TP: 368 TN: 91 FP: 14 FN: 0 SC: 0 NC: 0
SHR: 100.00% HSR: 13.33% OCA: 97.04%
I just fed dspam_train around 10GB of mail, both spam and ham, so we'll
see what happens.
-Chris
Kyle Johnson wrote:
Hello Chris,
You should be using the dspam_train program for training. What you
were doing, using dspam with --class (though you would also need
--source), is used for retraining (correcting an error).
You need to pass a username, a path to spam, and a path to ham (both
of which are in maildir format), to dspam_train:
dspam_train username /path/to/spam /path/to/ham
You can also use an index file, which tells dspam_train where to find
the spam and ham files.
If you have a mbox, there are a number of programs on the web which
will convert your mail into maildir format.

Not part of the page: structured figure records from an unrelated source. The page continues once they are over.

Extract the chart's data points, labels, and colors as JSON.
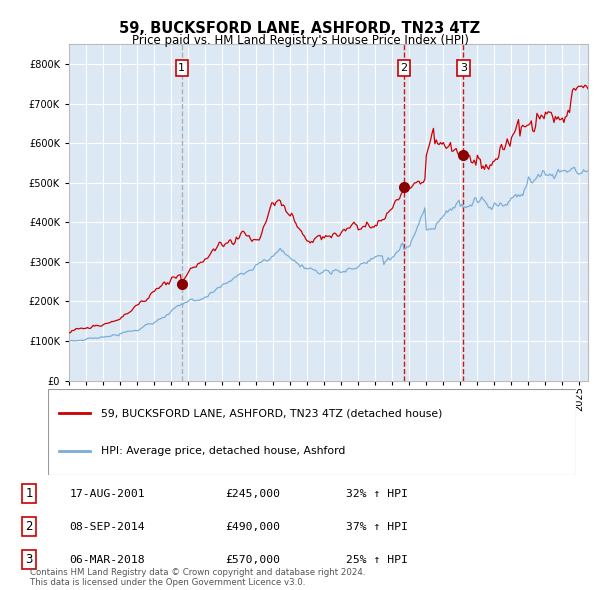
{
  "title": "59, BUCKSFORD LANE, ASHFORD, TN23 4TZ",
  "subtitle": "Price paid vs. HM Land Registry's House Price Index (HPI)",
  "plot_bg_color": "#dce9f5",
  "red_line_label": "59, BUCKSFORD LANE, ASHFORD, TN23 4TZ (detached house)",
  "blue_line_label": "HPI: Average price, detached house, Ashford",
  "transactions": [
    {
      "num": 1,
      "date": "17-AUG-2001",
      "x_year": 2001.63,
      "price": 245000,
      "pct": "32% ↑ HPI",
      "line_color": "#aaaaaa",
      "line_style": "dashed"
    },
    {
      "num": 2,
      "date": "08-SEP-2014",
      "x_year": 2014.69,
      "price": 490000,
      "pct": "37% ↑ HPI",
      "line_color": "#cc0000",
      "line_style": "dashed"
    },
    {
      "num": 3,
      "date": "06-MAR-2018",
      "x_year": 2018.18,
      "price": 570000,
      "pct": "25% ↑ HPI",
      "line_color": "#cc0000",
      "line_style": "dashed"
    }
  ],
  "footer": "Contains HM Land Registry data © Crown copyright and database right 2024.\nThis data is licensed under the Open Government Licence v3.0.",
  "ylim": [
    0,
    850000
  ],
  "xlim_start": 1995.0,
  "xlim_end": 2025.5
}
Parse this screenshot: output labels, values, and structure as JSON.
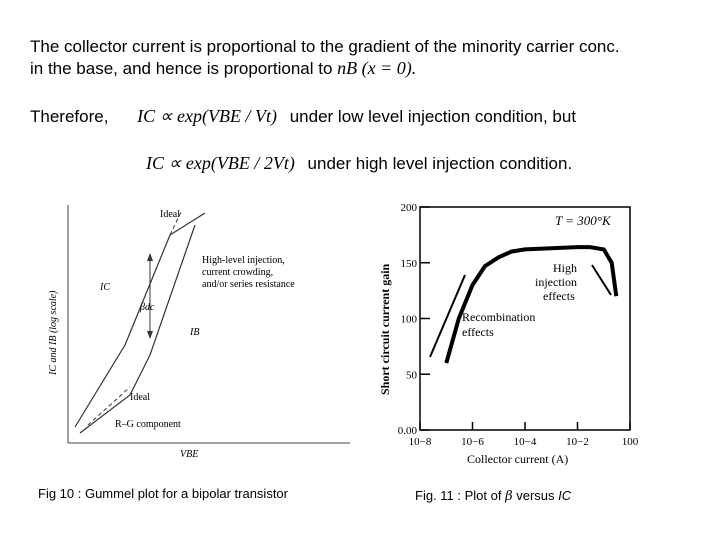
{
  "text": {
    "line1": "The collector current is proportional to the gradient of the minority carrier conc.",
    "line2_text": "in the base, and hence is proportional to",
    "line2_math": "nB (x = 0).",
    "line3_label": "Therefore,",
    "line3_math": "IC ∝ exp(VBE / Vt)",
    "line3_rest": "under low level injection condition, but",
    "line4_math": "IC ∝ exp(VBE / 2Vt)",
    "line4_rest": "under high level injection condition."
  },
  "gummel": {
    "ideal_top": "Ideal",
    "hli_1": "High-level injection,",
    "hli_2": "current crowding,",
    "hli_3": "and/or series resistance",
    "ic": "IC",
    "beta": "βdc",
    "ib": "IB",
    "ideal_bottom": "Ideal",
    "rg": "R–G component",
    "ylabel": "IC and IB (log scale)",
    "xlabel": "VBE"
  },
  "chart_data": {
    "type": "line",
    "title": "",
    "annotation_temp": "T = 300°K",
    "annotation_high": [
      "High",
      "injection",
      "effects"
    ],
    "annotation_recomb": [
      "Recombination",
      "effects"
    ],
    "xlabel": "Collector current (A)",
    "ylabel": "Short circuit current gain",
    "xscale": "log",
    "x_ticks": [
      "10−8",
      "10−6",
      "10−4",
      "10−2",
      "100"
    ],
    "y_ticks": [
      "0.00",
      "50",
      "100",
      "150",
      "200"
    ],
    "xlim": [
      1e-08,
      1
    ],
    "ylim": [
      0,
      200
    ],
    "series": [
      {
        "x": [
          1e-07,
          3e-07,
          1e-06,
          3e-06,
          1e-05,
          3e-05,
          0.0001,
          0.001,
          0.01,
          0.03,
          0.1,
          0.2,
          0.3
        ],
        "y": [
          60,
          100,
          130,
          147,
          155,
          160,
          162,
          163,
          164,
          164,
          162,
          150,
          120
        ]
      }
    ]
  },
  "captions": {
    "fig10": "Fig 10 : Gummel plot for a bipolar transistor",
    "fig11_pre": "Fig. 11 : Plot of",
    "fig11_beta": "β",
    "fig11_mid": "versus",
    "fig11_ic": "IC"
  }
}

But remember that you need to train spam and ham. If you train only
one, you will probably mess up accuracy.
Hope this helps,
-Kyle
On Tue, Nov 4, 2008 at 2:02 PM, Chris Baldwin
<[EMAIL PROTECTED] <mailto:[EMAIL PROTECTED]>> wrote:
Hi,
I'm having some trouble training DSPAM. I am using an mbox that I
dumped a fair amount of spam into, and then I'm running this command:
formail -s dspam --client --user my.username --class=spam
--source=corpus --mode=teft < Spam.train &
However, when I look at the results, all the spam is tagged as
Innocent:
15347: [11/04/2008 13:56:14] libdspam returned probability of 0.000000
15347: [11/04/2008 13:56:14] message result: NOT SPAM
15347: [11/04/2008 13:56:14] appending header X-DSPAM-Result: Innocent
Am I missing something here?
To make things more confusing form my end, dspam_stats tells me
that every single piece of mail that I've fed dspam is a True
Negative. The problem is that I've also fed it a few hundred ham
messages, using the same syntax as above (w/ --class=innocent),
and getting a similar result as above.
Here's the configure, just so you know how it's set up:
./configure --enable-daemon --enable-syslog
--enable-long-usernames --with-storage-driver=hash_drv
--with-delivery-agent=procmail --enable-verbose-debug
I'd appreciate any ideas or suggestions on what to do at this point.
-Chris Baldwin
!DSPAM:1011,4910b233150921932574660!